I am currently trying to understand the BV-formalism, which makes heavy use of the functional derivative.

Let us consider the functional derivative, as defined in for example its Wikipedia article. Let $F$ be a functional, i.e., a map from, say, $C^\infty(\mathbb{R})$ to $\mathbb{R}$, and suppose it may be written as $F[\phi] = \int f\big(x,\phi(x),\phi'(x),\dots,\phi^{(n)}(x)\big)dx$ for some function $f$ which depends on the derivatives of $\phi$ up to order $n$. Then the functional derivative of $F$ is $\displaystyle \frac{\delta F}{\delta \phi} = \sum_{i=1}^n(-1)^i\frac{d^i}{dx^i}\frac{\partial f}{\partial \phi^{(i)}}$.

Now, my background is that of differential equations and differential geometry, i.e., jet spaces and variational calculus and the like.
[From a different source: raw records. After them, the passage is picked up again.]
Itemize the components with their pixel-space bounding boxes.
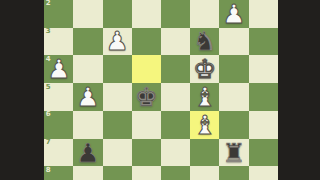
square-a8[interactable] (249, 166, 278, 180)
square-c5[interactable]: ♝ (190, 83, 219, 111)
square-h8[interactable]: 8 (44, 166, 73, 180)
square-b3[interactable] (219, 28, 248, 56)
rank-label-6: 6 (46, 111, 51, 118)
chess-board[interactable]: 2♟3♟♞4♟♚5♟♚♝6♝7♟♜8 (44, 0, 278, 180)
rank-label-3: 3 (46, 28, 51, 35)
square-c8[interactable] (190, 166, 219, 180)
square-b2[interactable]: ♟ (219, 0, 248, 28)
square-h3[interactable]: 3 (44, 28, 73, 56)
square-c4[interactable]: ♚ (190, 55, 219, 83)
square-e7[interactable] (132, 139, 161, 167)
square-g6[interactable] (73, 111, 102, 139)
square-a3[interactable] (249, 28, 278, 56)
square-e2[interactable] (132, 0, 161, 28)
square-b5[interactable] (219, 83, 248, 111)
square-a5[interactable] (249, 83, 278, 111)
square-e6[interactable] (132, 111, 161, 139)
square-a2[interactable] (249, 0, 278, 28)
square-h5[interactable]: 5 (44, 83, 73, 111)
rank-label-5: 5 (46, 84, 51, 91)
black-knight[interactable]: ♞ (193, 28, 216, 54)
white-pawn[interactable]: ♟ (106, 28, 129, 54)
white-bishop[interactable]: ♝ (193, 111, 216, 137)
square-f8[interactable] (103, 166, 132, 180)
square-f3[interactable]: ♟ (103, 28, 132, 56)
square-d4[interactable] (161, 55, 190, 83)
video-frame: 2♟3♟♞4♟♚5♟♚♝6♝7♟♜8 (0, 0, 320, 180)
white-pawn[interactable]: ♟ (76, 83, 99, 109)
square-h4[interactable]: 4♟ (44, 55, 73, 83)
square-g3[interactable] (73, 28, 102, 56)
square-d8[interactable] (161, 166, 190, 180)
square-d3[interactable] (161, 28, 190, 56)
square-c3[interactable]: ♞ (190, 28, 219, 56)
rank-label-2: 2 (46, 0, 51, 7)
square-c7[interactable] (190, 139, 219, 167)
square-h2[interactable]: 2 (44, 0, 73, 28)
square-d6[interactable] (161, 111, 190, 139)
square-h7[interactable]: 7 (44, 139, 73, 167)
square-e8[interactable] (132, 166, 161, 180)
white-pawn[interactable]: ♟ (222, 0, 245, 26)
square-f7[interactable] (103, 139, 132, 167)
square-b6[interactable] (219, 111, 248, 139)
square-f5[interactable] (103, 83, 132, 111)
rank-label-7: 7 (46, 139, 51, 146)
black-king[interactable]: ♚ (135, 83, 158, 109)
square-g8[interactable] (73, 166, 102, 180)
square-e3[interactable] (132, 28, 161, 56)
square-f6[interactable] (103, 111, 132, 139)
square-d5[interactable] (161, 83, 190, 111)
black-rook[interactable]: ♜ (222, 139, 245, 165)
square-g5[interactable]: ♟ (73, 83, 102, 111)
square-g2[interactable] (73, 0, 102, 28)
square-b8[interactable] (219, 166, 248, 180)
square-e5[interactable]: ♚ (132, 83, 161, 111)
black-pawn[interactable]: ♟ (76, 139, 99, 165)
square-g4[interactable] (73, 55, 102, 83)
white-pawn[interactable]: ♟ (47, 56, 70, 82)
square-h6[interactable]: 6 (44, 111, 73, 139)
rank-label-8: 8 (46, 167, 51, 174)
square-f2[interactable] (103, 0, 132, 28)
square-b4[interactable] (219, 55, 248, 83)
square-e4[interactable] (132, 55, 161, 83)
square-c6[interactable]: ♝ (190, 111, 219, 139)
square-d2[interactable] (161, 0, 190, 28)
square-a7[interactable] (249, 139, 278, 167)
square-a6[interactable] (249, 111, 278, 139)
square-a4[interactable] (249, 55, 278, 83)
square-d7[interactable] (161, 139, 190, 167)
square-c2[interactable] (190, 0, 219, 28)
white-king[interactable]: ♚ (193, 56, 216, 82)
square-b7[interactable]: ♜ (219, 139, 248, 167)
white-bishop[interactable]: ♝ (193, 83, 216, 109)
square-f4[interactable] (103, 55, 132, 83)
square-g7[interactable]: ♟ (73, 139, 102, 167)
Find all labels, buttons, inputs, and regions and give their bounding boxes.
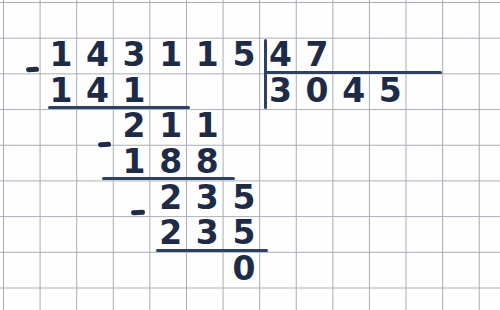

In that area, the latter operator $\sum_{i}(-1)^i\frac{d^i}{dx^i}\frac{\partial}{\partial \phi^{(i)}}$ is well known; it is called the variational derivative. Summarizing, then, we seem to have that the functional derivative of a functional is the variational derivative of (one of its) densities.

Since the variational derivative involves lots of derivatives, it certainly does not satisfy the Leibniz rule, i.e., it is not a derivation. In various places, however, I've come across the statement that the functional derivative does satisfy the Leibniz rule. (That already seems unexpected to me: how can an operator which is so intimately connected to a decidedly non-derivation be a derivation?) There are various ways to prove it, but I would like to understand this fact in terms of the variational derivative, if possible. So: how can the Leibniz rule of the functional derivative related to variational derivative; can the former be expressed somehow in terms of the latter?

Answer 1

Connection of functional derivative with variational derivative: $\frac{\delta}{\delta\phi(x)} F[\phi] = \frac{\delta F[\phi]}{\delta\phi}(x)$. Note that the variational derivative carries an extra coordinate variable dependence. It helps to make it explicit when there is similar confusion.

Functional derivative Leibniz rule: $\frac{\delta}{\delta\phi(x)} F[\phi] G[\phi] = \frac{\delta F[\phi]}{\delta\phi}(x) G[\phi] + F[\phi] \frac{\delta G[\phi]}{\delta\phi}(x)$.

Special case: $F_x[\phi] = \phi(x)$, $G_{i,y}[\phi] = (\partial_i\phi)(y)$, and $$\frac{\delta}{\delta\phi(z)} F_x[\phi] G_{i,y}[\phi] = \delta(x-z) (\partial_i\phi)(y) - \phi(x) \frac{d}{dz_i}\delta(y-z)$$.

Notice the distributional coefficients in the derivatives. There is no way to get away from them if you wish to consider $\phi(x)$ and such as functionals in their own right.

If you are interested in the BV formalism in the physics formalism, where the distinction between the functional and variational derivatives is barely remarked, I recommend the reviews by Henneaux and by Gomis, París and Samuel: doi:10.1016/0920-5632(90)90647-D, doi:10.1016/0370-1573(94)00112-G. If you are interested in the BV formalism purely from the point of view of jets, without bringing functionals into the picture, other than peripherally, I recommend the early paper of McCloud and this sequence of papers by Barnich, Brandt and Henneaux: arXiv:hep-th/9307022, arXiv:hep-th/9405109, arXiv:hep-th/9405194, arXiv:hep-th/0002245. If you are more interested in the BV formalism more from the functional point of view, with the appropriate level of functional analysis included, and with jets appearing only peripherally, I recommend the papers by Fredenhagen and Rejzner, as well as Rejzner's thesis: arXiv:1101.5112, arXiv:1110.5232, arXiv:1111.5130.